Luckily, last night's dehydrator project came out delicious. The kale (and collard) chips really didn't make it until nightfall. We munched on them all day long in intermittent bursts, and the Husbeast took a couple handfuls to work with him. They were wonderful, but I think they would've been even better if I'd actually gotten the sauce ingredients into the blender instead of the food processor. Lots of liquid in the food processor basically just means lots of liquid all over the counter.
So today, my main staples were the smoothie I made this morning, the salad, and lots and lots of kale chips* and granola.

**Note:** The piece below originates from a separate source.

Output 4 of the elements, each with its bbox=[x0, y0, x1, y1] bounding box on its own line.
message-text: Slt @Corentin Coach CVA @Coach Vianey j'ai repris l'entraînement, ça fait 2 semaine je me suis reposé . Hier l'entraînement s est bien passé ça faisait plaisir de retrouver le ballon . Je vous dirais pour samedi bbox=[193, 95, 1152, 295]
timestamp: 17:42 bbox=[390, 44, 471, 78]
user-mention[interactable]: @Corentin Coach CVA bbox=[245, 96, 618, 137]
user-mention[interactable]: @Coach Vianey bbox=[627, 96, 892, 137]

They may not look like much, but they are really,
REALLY yummy. The granola, too.
I bought a jicama today to make Spicy Fries tomorrow (because they apparently have the look and texture of fast food french fries, and I'm down with that) but for tonight, I am done and ready to collapse. My pain hasn't been nearly as bad today, but I am flat wiped out. Moms should totally get better bonuses than the Wall Street executives - our jobs are so much harder.
* Chrissy's Goddess Chips
2 bunches kale, broken into large pieces by hand
3/4 cup sesame tahini
1/2 cup apple cider vinegar
1/2 cup water ~ more if needed
1/4 cup fresh parsley
1/4 cup nama shoyu
1 clove garlic
1 lemon, juiced
1/4 t. sea salt
Place kale in a large mixing bowl. Combine all ingredients in a blender and blend until smooth to get a thick consistency. You may have to add more water. Pour over kale and mix thoroughly with your hands to coat the kale. You want this mixture to be really glued onto the kale.
Place kale onto a Teflex sheet, on top of a mesh dehydrator screen, and dehydrate for 4 hours. You'll need to use two trays. Rotate kale occasionally to dry uniformly.